Chi non ha tradito riposa adesso nell'onore e nella gloria della Patria.
A noi il dovere di celebrare nel ricordo e nella verità la generazione
che non si è arresa.
Una prova incontrovertibile
La
Resistenza ha davvero molto da farsi perdonare. E alla prova dei fatti
ci si arriva sempre scostando la polvere che gli anni hanno depositato
sui faldoni e gli incartamenti degli archivi.
Sono
infatti le carte, i documenti ritrovati che parlano. Capaci di
restituirci alcune delle verità taciute. Chiunque voglia muovere
obiezioni, deve farlo ad altro indirizzo, sicuramente non a quello del
Giornale d'Italia.
Così
anche un semplice arciprete, di una piccola parrocchia, può essere, ed
effettivamente diventa, un importante testimone dei mesi a cavallo fra
l'aprile e il maggio del '45.
Caccia
Pietro, nato a Como nel 1882 (muore nel maggio del 1958), dottore in
Sacra Teologia, è Professore di Teologia al Seminario di Como. Nel
giugno del 1938 diventa parroco arciprete della parrocchia di Fino
Mornasco, un paesino che si trova nella provincia di Como.
Il
24 maggio 1945 scrive al Prefetto di Como: “Se si va avanti così - dice
tra l'altro - finiremo per avere una dittatura peggiore di quella
caduta [...] Per certa gente tutti i mezzi al fine sono buoni, ma non
per i galantuomini”.
Don
Pietro Caccia osserva, prende nota, si preoccupa di proteggere i suoi
parrocchiani. Infine scrive quello che lui stesso chiama “rapporto per
gli alleati”.
“In
teoria nei comuni si sono costituiti i cosiddetti comitati di
liberazione nazionale, composti dai rappresentanti dei vari partiti. Di
fatto si sono affrettati a impadronirsi del potere e a esercitarlo i
rappresentanti dei partiti di sinistra e quasi dappertutto di quello di
estrema sinistra, i Comunisti. I quali dicono di agire in nome del
comitato di liberazione ma il più delle volte senza prima consultarlo e
averne l'approvazione per atti eccedenti l'ordinaria amministrazione.

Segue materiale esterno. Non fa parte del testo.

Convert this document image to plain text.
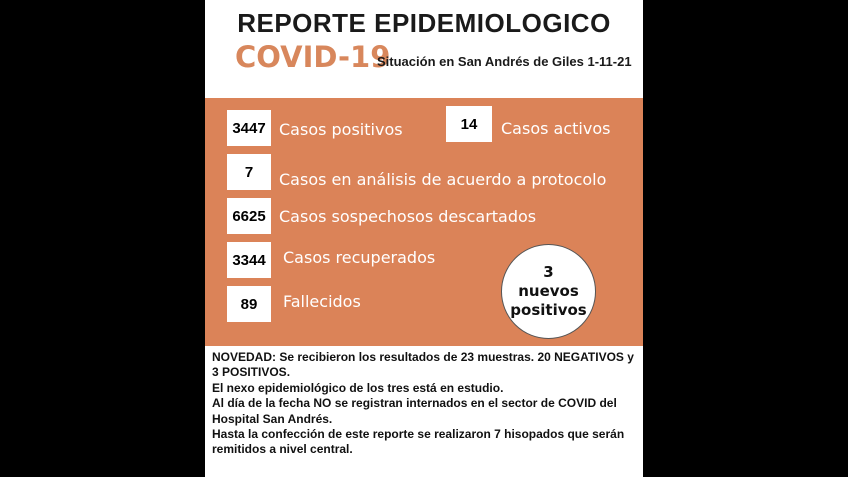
REPORTE EPIDEMIOLOGICO
COVID-19
Situación en San Andrés de Giles 1-11-21
3447 Casos positivos	14	Casos activos
7	Casos en análisis de acuerdo a protocolo
6625 Casos sospechosos descartados
3344	Casos recuperados
89	Fallecidos
3
nuevos
positivos
NOVEDAD: Se recibieron los resultados de 23 muestras. 20 NEGATIVOS y 3 POSITIVOS.
El nexo epidemiológico de los tres está en estudio.
Al día de la fecha NO se registran internados en el sector de COVID del Hospital San Andrés.
Hasta la confección de este reporte se realizaron 7 hisopados que serán remitidos a nivel central.
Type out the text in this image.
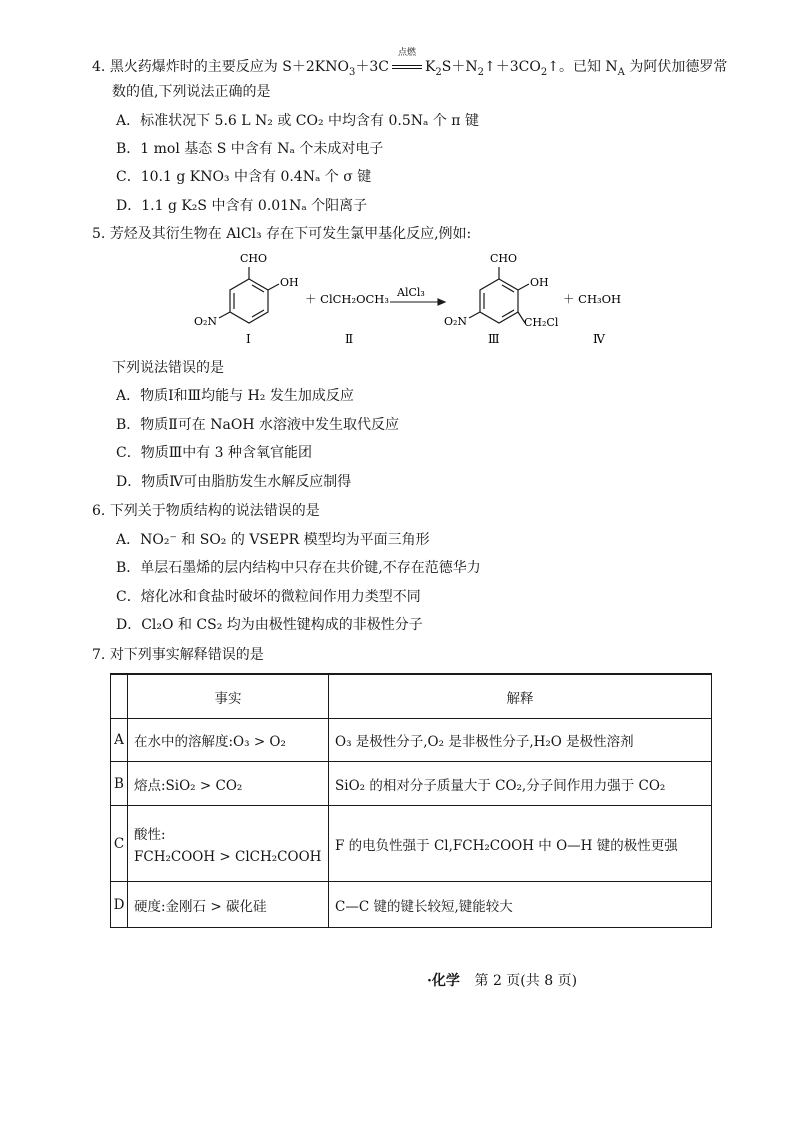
4. 黑火药爆炸时的主要反应为 $S+2KNO_3+3C$
点燃
$K_2S+N_2↑+3CO_2↑$。已知 $N_A$ 为阿伏加德罗常
数的值,下列说法正确的是
A．标准状况下 5.6 L N₂ 或 CO₂ 中均含有 0.5Nₐ 个 π 键
B．1 mol 基态 S 中含有 Nₐ 个未成对电子
C．10.1 g KNO₃ 中含有 0.4Nₐ 个 σ 键
D．1.1 g K₂S 中含有 0.01Nₐ 个阳离子
5. 芳烃及其衍生物在 AlCl₃ 存在下可发生氯甲基化反应,例如:
CHO
OH
O₂N
Ⅰ
＋ ClCH₂OCH₃
Ⅱ
AlCl₃
CHO
OH
O₂N	CH₂Cl
Ⅲ
＋ CH₃OH
Ⅳ
下列说法错误的是
A．物质Ⅰ和Ⅲ均能与 H₂ 发生加成反应
B．物质Ⅱ可在 NaOH 水溶液中发生取代反应
C．物质Ⅲ中有 3 种含氧官能团
D．物质Ⅳ可由脂肪发生水解反应制得
6. 下列关于物质结构的说法错误的是
A．NO₂⁻ 和 SO₂ 的 VSEPR 模型均为平面三角形
B．单层石墨烯的层内结构中只存在共价键,不存在范德华力
C．熔化冰和食盐时破坏的微粒间作用力类型不同
D．Cl₂O 和 CS₂ 均为由极性键构成的非极性分子
7. 对下列事实解释错误的是
	事实	解释
A	在水中的溶解度:O₃ > O₂	O₃ 是极性分子,O₂ 是非极性分子,H₂O 是极性溶剂
B	熔点:SiO₂ > CO₂	SiO₂ 的相对分子质量大于 CO₂,分子间作用力强于 CO₂
C	酸性:
FCH₂COOH > ClCH₂COOH	F 的电负性强于 Cl,FCH₂COOH 中 O—H 键的极性更强
D	硬度:金刚石 > 碳化硅	C—C 键的键长较短,键能较大
·化学 第 2 页(共 8 页)
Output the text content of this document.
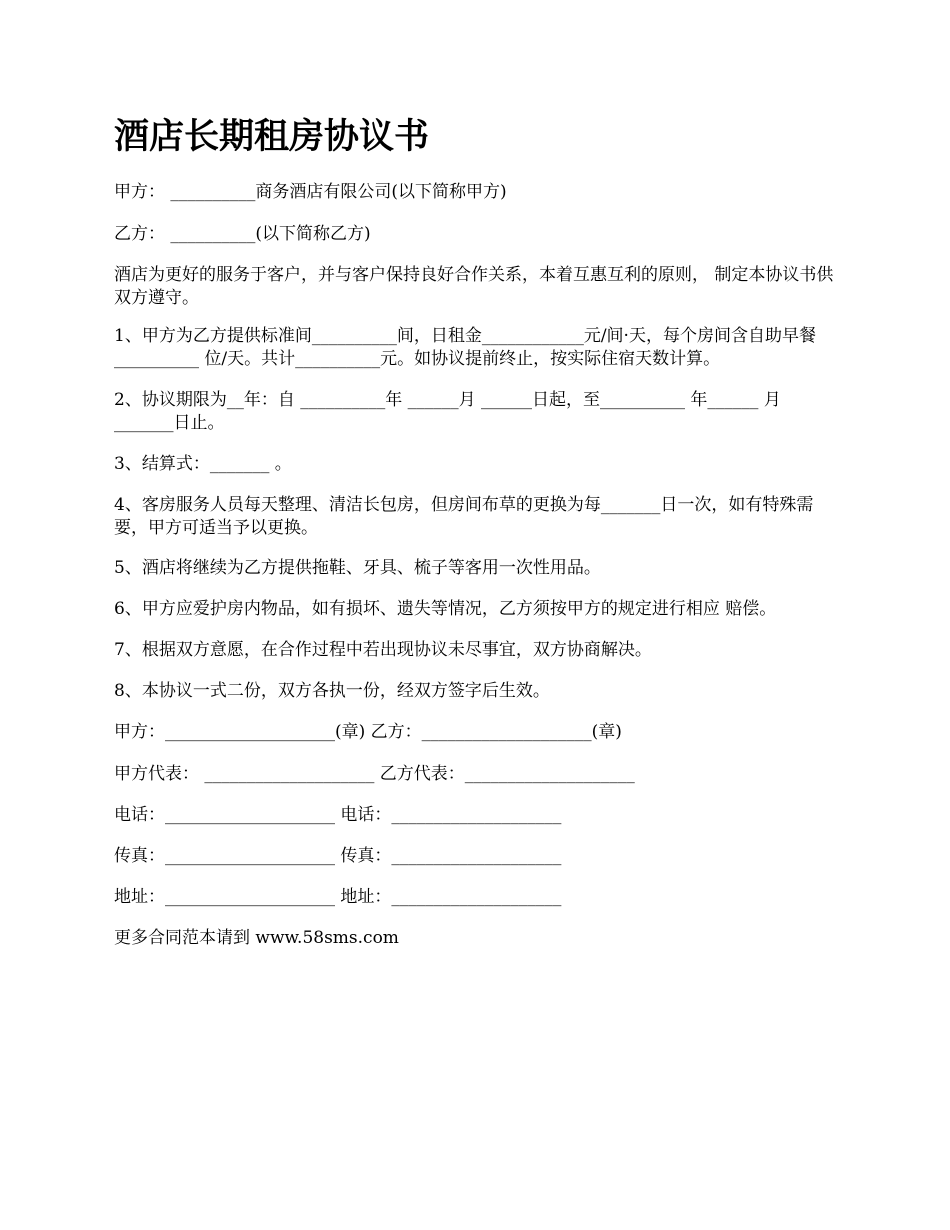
酒店长期租房协议书

甲方： __________商务酒店有限公司(以下简称甲方)

乙方： __________(以下简称乙方)

酒店为更好的服务于客户，并与客户保持良好合作关系，本着互惠互利的原则， 制定本协议书供双方遵守。

1、甲方为乙方提供标准间__________间，日租金____________元/间·天，每个房间含自助早餐__________ 位/天。共计__________元。如协议提前终止，按实际住宿天数计算。

2、协议期限为__年：自 __________年 ______月 ______日起，至__________ 年______ 月_______日止。

3、结算式：_______ 。

4、客房服务人员每天整理、清洁长包房，但房间布草的更换为每_______日一次，如有特殊需要，甲方可适当予以更换。

5、酒店将继续为乙方提供拖鞋、牙具、梳子等客用一次性用品。

6、甲方应爱护房内物品，如有损坏、遗失等情况，乙方须按甲方的规定进行相应 赔偿。

7、根据双方意愿，在合作过程中若出现协议未尽事宜，双方协商解决。

8、本协议一式二份，双方各执一份，经双方签字后生效。

甲方：____________________(章) 乙方：____________________(章)

甲方代表： ____________________ 乙方代表：____________________

电话：____________________ 电话：____________________

传真：____________________ 传真：____________________

地址：____________________ 地址：____________________

更多合同范本请到 www.58sms.com
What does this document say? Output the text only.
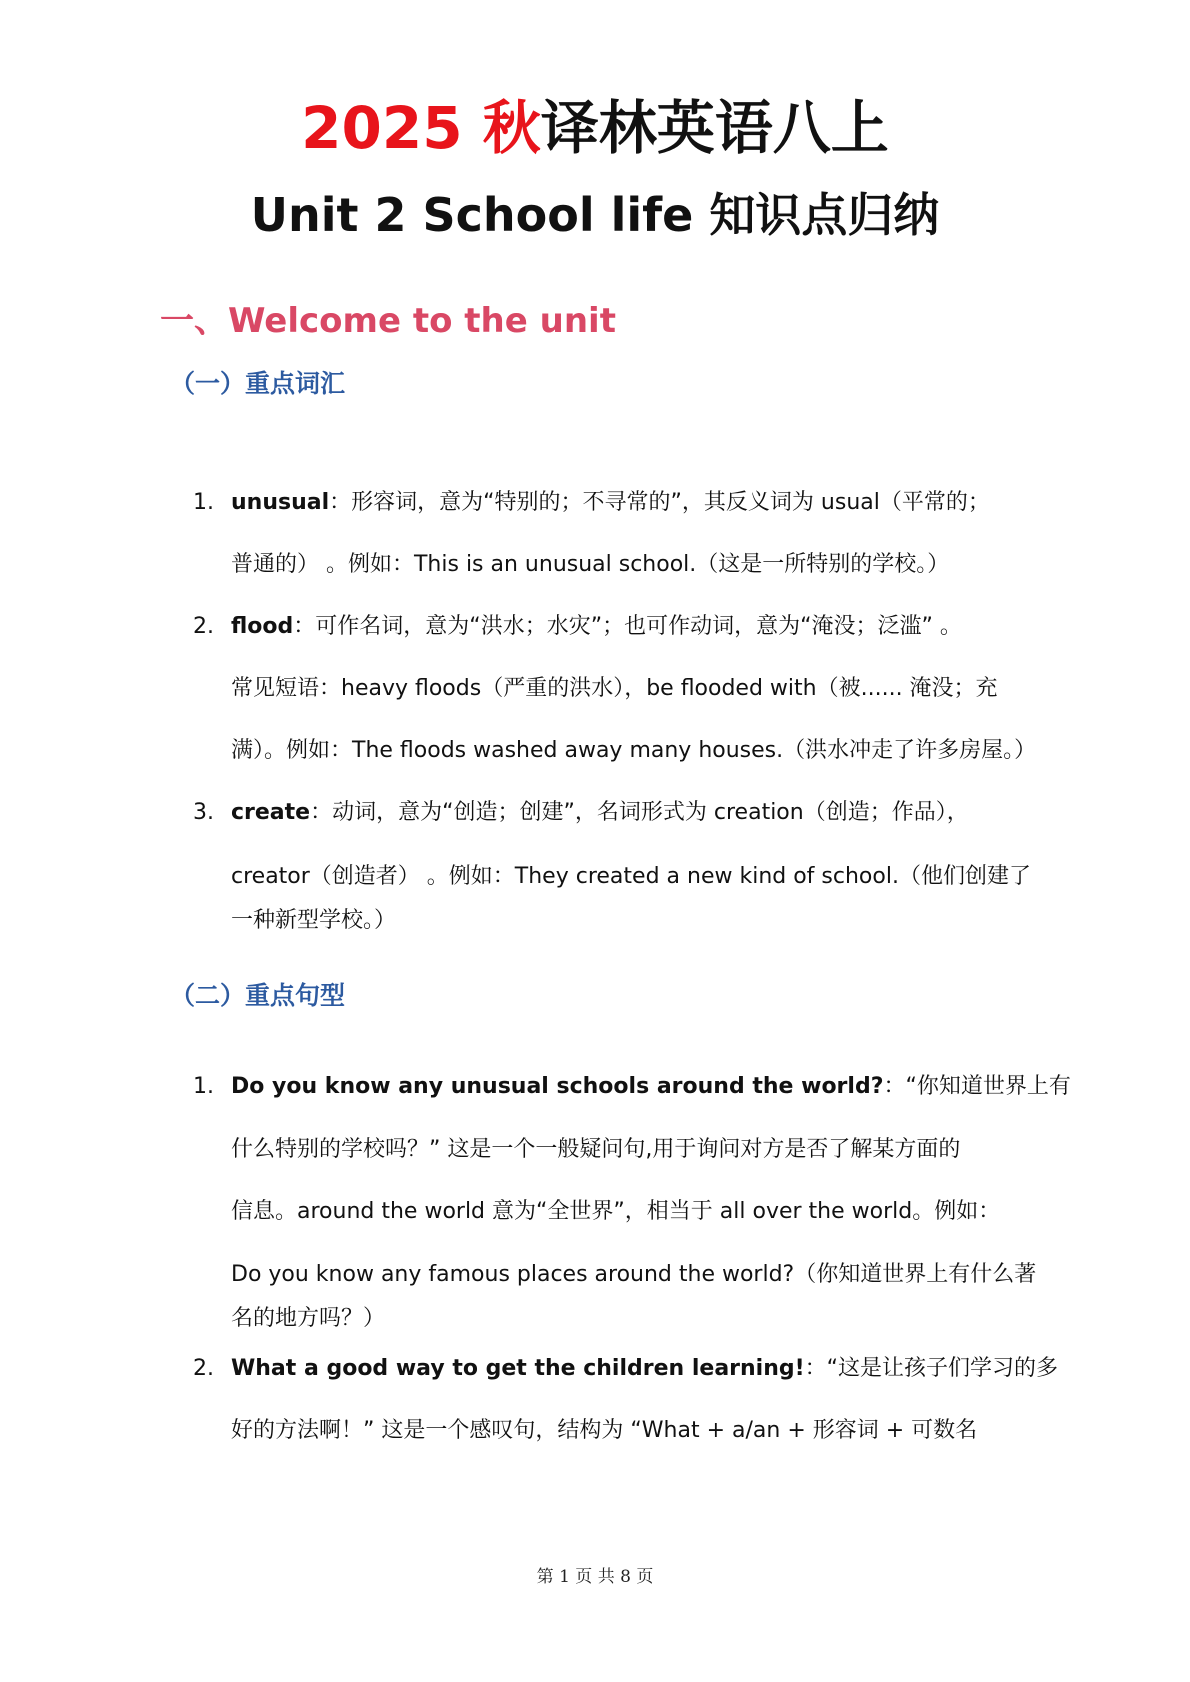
2025 秋译林英语八上
Unit 2 School life 知识点归纳
一、Welcome to the unit
（一）重点词汇
1. unusual：形容词，意为“特别的；不寻常的”，其反义词为 usual（平常的；
普通的） 。例如：This is an unusual school.（这是一所特别的学校。）
2. flood：可作名词，意为“洪水；水灾”；也可作动词，意为“淹没；泛滥” 。
常见短语：heavy floods（严重的洪水），be flooded with（被...... 淹没；充
满）。例如：The floods washed away many houses.（洪水冲走了许多房屋。）
3. create：动词，意为“创造；创建”，名词形式为 creation（创造；作品），
creator（创造者） 。例如：They created a new kind of school.（他们创建了
一种新型学校。）
（二）重点句型
1. Do you know any unusual schools around the world?：“你知道世界上有
什么特别的学校吗？” 这是一个一般疑问句,用于询问对方是否了解某方面的
信息。around the world 意为“全世界”，相当于 all over the world。例如：
Do you know any famous places around the world?（你知道世界上有什么著
名的地方吗？）
2. What a good way to get the children learning!：“这是让孩子们学习的多
好的方法啊！” 这是一个感叹句，结构为 “What + a/an + 形容词 + 可数名
第 1 页 共 8 页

Commettono così atti arbitrali, quali sequestri di oggetti personali e
citazioni di persone a rispondere di addebiti di vario genere davanti a
loro soltanto. Qui a Fino Mornasco per di più si sono insediati da
padroni in un locale del Municipio”.
La
testimonianza di Don Caccia continua poi confermando quanto scritto in
precedenza sulle colonne di questo giornale: “I partigiani comunisti si
sono procurati mezzi ingenti con atti di vera rapina perpetrati sulle
strade ai posti di blocco nei primi giorni della liberazione. Ora (siamo
a maggio del 1945 nda) se li procurano con imposizioni su persone che
hanno a temere per il loro passato politico. Ma si sono specialmente
procurati armi, quelle anzitutto sottratte alle formazioni militari
fasciste (per evitare di armare ulteriormente i partigiani molti
Repubblicani prima di negoziare la resa decidono di rendere inservibili
le armi in dotazione nda), e non hanno alcuna intenzione di consegnarle,
come è stato comandato. A me lo hanno confessato apertamente”.
Don
Caccia continua svelando ancora gli aspetti più torbidi della
Resistenza, gli stessi di cui spesso scriviamo sul giornale. “Delle armi
si servono, come è noto, anche per esecuzioni sommarie di persone
arrestate per la loro attività di Fascista. Questo è un gravissimo
disordine, perché in aperto contrasto con le più elementari leggi divine
e umane. E quante persone sono già scomparse in modo così illegale
senza che siano stati ricercati e puniti i responsabili. Si ha la netta
impressione che tutto ciò rientri in un sistema, risponda a un piano
studiato e attuato in preparazione di cose ancor più gravi in un futuro
più o meno prossimo. Del mio comune non è stato finora ucciso nessuno”.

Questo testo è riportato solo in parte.